When I first saw OpenAI’s plan for superalignment, I consider it as an impossible goal based on theory and practices.

After several days investigation, I found several possible ways to approximate the superalignment (but not a complete solution).

I asked five questions for that.

1. What do the maths look like under superalignment?
2. What do the logics look like under superalignment?
3. What do the game look like under superalignment?
4. What do the society look like under superalignment?
5. What do the law look like under superalignment?
6. What do the economics look like under superalignment?

PART I Maths

1. Here is an outline of a more rigorous research agenda for developing superalignment theory using algebraic topology:
   • Formalize notions of alignment between AI objective functions and human values using topological similarity metrics. Can we define quantitative alignment measures grounded in topological invariants?
   • Characterize the space of possible human value functions and proxy functions using algebraic topology. Identify key features like dimensionality, curvature, homology groups, etc.
   • Develop techniques to iteratively update proxy functions to better approximate the human value function space based on experience. Use topological metrics to assess convergence and alignment.
   • Study the optimization landscapes induced by different classes of objective functions and learning algorithms using Morse theory. Identify topological obstacles to alignment. Design new algorithms with better topological properties.
   • Use persistent homology and multilayer networks to understand how proxy functions need to adapt as AI systems gain capabilities. Ensure robust trajectories that maintain alignment.
   • Leverage homotopy theory to prove fundamental constraints on aligning advanced AI systems with complex human values. Identify upper bounds on capabilities for provable alignment.
   • Analyze game theoretic dynamics between AI agents using algebraic topology on strategy spaces. Design incentives and mechanisms for cooperation and avoiding adversaries.
   • Synthesize insights from theoretical alignment research into practical training techniques and algorithms that can be implemented in real-world systems. Focus on scalable methods with topological guarantees.
   • This agenda covers both theoretical core research on using topology to formally characterize alignment as well as guidance for engineering practical AI systems that can learn values robustly. The goal is to make superalignment mathematically rigorous while also applicable to real-world problems.

References:

1. Formally define a metric for alignment based on topological similarity of proxy and human value functions. Refer to metrics on function spaces from topological data analysis (e.g. Carlsson 2009).
2. Characterize the topology of human value function space.
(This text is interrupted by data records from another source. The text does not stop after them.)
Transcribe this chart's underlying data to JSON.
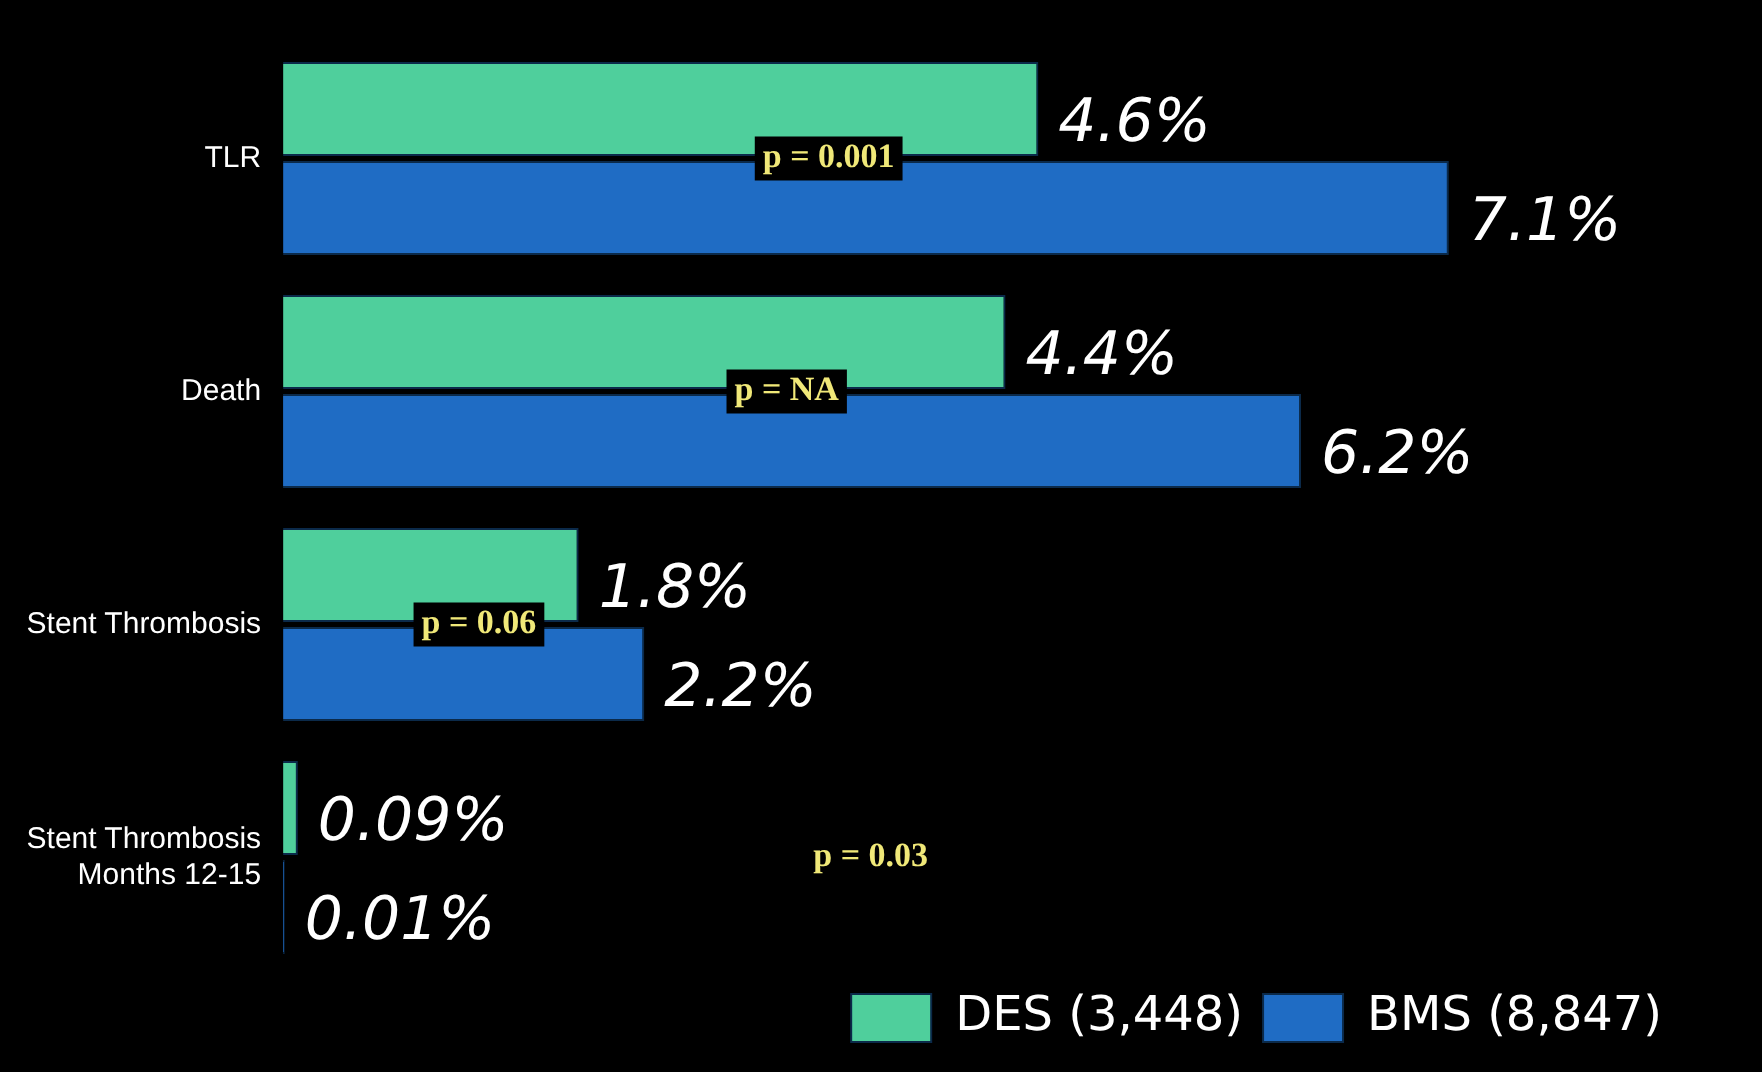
{
  "chart_data": {
    "type": "bar",
    "orientation": "horizontal",
    "categories": [
      "TLR",
      "Death",
      "Stent Thrombosis",
      "Stent Thrombosis Months 12-15"
    ],
    "series": [
      {
        "name": "DES (3,448)",
        "color": "#4fcf9c",
        "values": [
          4.6,
          4.4,
          1.8,
          0.09
        ],
        "value_labels": [
          "4.6%",
          "4.4%",
          "1.8%",
          "0.09%"
        ]
      },
      {
        "name": "BMS (8,847)",
        "color": "#1f6cc4",
        "values": [
          7.1,
          6.2,
          2.2,
          0.01
        ],
        "value_labels": [
          "7.1%",
          "6.2%",
          "2.2%",
          "0.01%"
        ]
      }
    ],
    "annotations": [
      "p = 0.001",
      "p = NA",
      "p = 0.06",
      "p = 0.03"
    ],
    "legend": "bottom right"
  }
}
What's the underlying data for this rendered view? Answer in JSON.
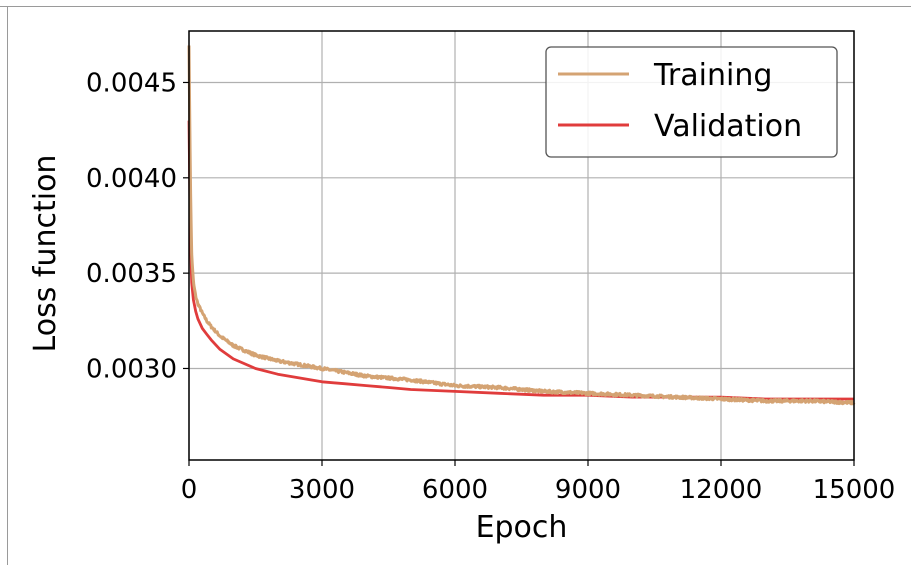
{
  "chart_data": {
    "type": "line",
    "xlabel": "Epoch",
    "ylabel": "Loss function",
    "xlim": [
      0,
      15000
    ],
    "ylim": [
      0.00252,
      0.00477
    ],
    "xticks": [
      0,
      3000,
      6000,
      9000,
      12000,
      15000
    ],
    "xtick_labels": [
      "0",
      "3000",
      "6000",
      "9000",
      "12000",
      "15000"
    ],
    "yticks": [
      0.003,
      0.0035,
      0.004,
      0.0045
    ],
    "ytick_labels": [
      "0.0030",
      "0.0035",
      "0.0040",
      "0.0045"
    ],
    "grid": true,
    "legend_position": "top-right",
    "series": [
      {
        "name": "Training",
        "color": "#d4a373",
        "x": [
          0,
          30,
          60,
          100,
          150,
          200,
          300,
          400,
          500,
          700,
          1000,
          1500,
          2000,
          2500,
          3000,
          3500,
          4000,
          4500,
          5000,
          6000,
          7000,
          8000,
          9000,
          10000,
          11000,
          12000,
          13000,
          14000,
          15000
        ],
        "y": [
          0.0047,
          0.004,
          0.0036,
          0.00345,
          0.00338,
          0.00334,
          0.00329,
          0.00325,
          0.00322,
          0.00317,
          0.00312,
          0.00307,
          0.00304,
          0.00302,
          0.003,
          0.00298,
          0.00296,
          0.00295,
          0.00294,
          0.00291,
          0.0029,
          0.00288,
          0.00287,
          0.00286,
          0.00285,
          0.00284,
          0.00283,
          0.00283,
          0.00282
        ]
      },
      {
        "name": "Validation",
        "color": "#e03c3c",
        "x": [
          0,
          30,
          60,
          100,
          150,
          200,
          300,
          400,
          500,
          700,
          1000,
          1500,
          2000,
          2500,
          3000,
          3500,
          4000,
          4500,
          5000,
          6000,
          7000,
          8000,
          9000,
          10000,
          11000,
          12000,
          13000,
          14000,
          15000
        ],
        "y": [
          0.0043,
          0.0037,
          0.00345,
          0.00336,
          0.0033,
          0.00326,
          0.00321,
          0.00318,
          0.00315,
          0.0031,
          0.00305,
          0.003,
          0.00297,
          0.00295,
          0.00293,
          0.00292,
          0.00291,
          0.0029,
          0.00289,
          0.00288,
          0.00287,
          0.00286,
          0.00286,
          0.00285,
          0.00285,
          0.00285,
          0.00284,
          0.00284,
          0.00284
        ]
      }
    ]
  }
}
Refer to results on topological properties of neural networks and other function classes (Bianchini et al 2014).
3. Prove guarantees on convergence of proxy functions using results on topological persistence and stability (Cohen-Steiner et al 2007).
4. Use Morse theory to analyze optimization landscapes of objective functions (Milnor 1963). Identify connections to gradient descent convergence.
5. Apply constructions from multi-scale topological persistence across AI capability gains (Carlsson & Zomorodian 2009). Track alignment over time.
6. Leverage fundamental groups and covering space theory to constrain possible alignments (Hatcher 2002). Identify capability limits for provable alignment.
7. Model multi-agent game dynamics using agent strategy spaces with topological constructions (Krantz et al 2019).
8. Translate theoretical insights into practical algorithms using topological data analysis libraries like GUDHI (Carriere et al 2015).

PART II

Here is a high-level overview of how logical formalisms could be used to represent and reason about superalignment:

Propositional Logic:

• Represent key properties of AI systems, human values, capabilities etc. as propositions with Boolean truth values
• Encode alignment between AI objectives and human values as logical relations between propositions
• Use logical connectives and truth tables to infer alignment from other properties
• Prove alignment theorems through propositional logic proofs

First-Order Logic:

• Represent objectives, values, capabilities as predicates over variables with quantified domains
• State alignment as a relation between predicates binding variables appropriately
• Leverage first-order logic rules of inference to derive alignment properties
• Prove more complex alignment theorems using first-order proof systems

Modal Logic:

• Model different possible capabilities and outcomes as alternative worlds/models
• Frame alignment statements using modal operators like necessity, possibility, obligation
• Develop possible worlds models that guarantee alignment by construction
• Use modal logic axioms and theorems to reason about alignment across capabilities

Higher-Order Logic:

• Represent objectives, values and capabilities as higher-order functions or relations
• Express alignment as relational correspondence between composed functions
• Manipulate alignment relations using lambda calculus and function abstraction
• Prove powerful theorems about alignment in expressive higher-order systems

This provides a starting point for leveraging logical languages and proof systems to make alignment arguments more precise and rigorous. There are many open research questions in mapping superalignment concepts into formal logics.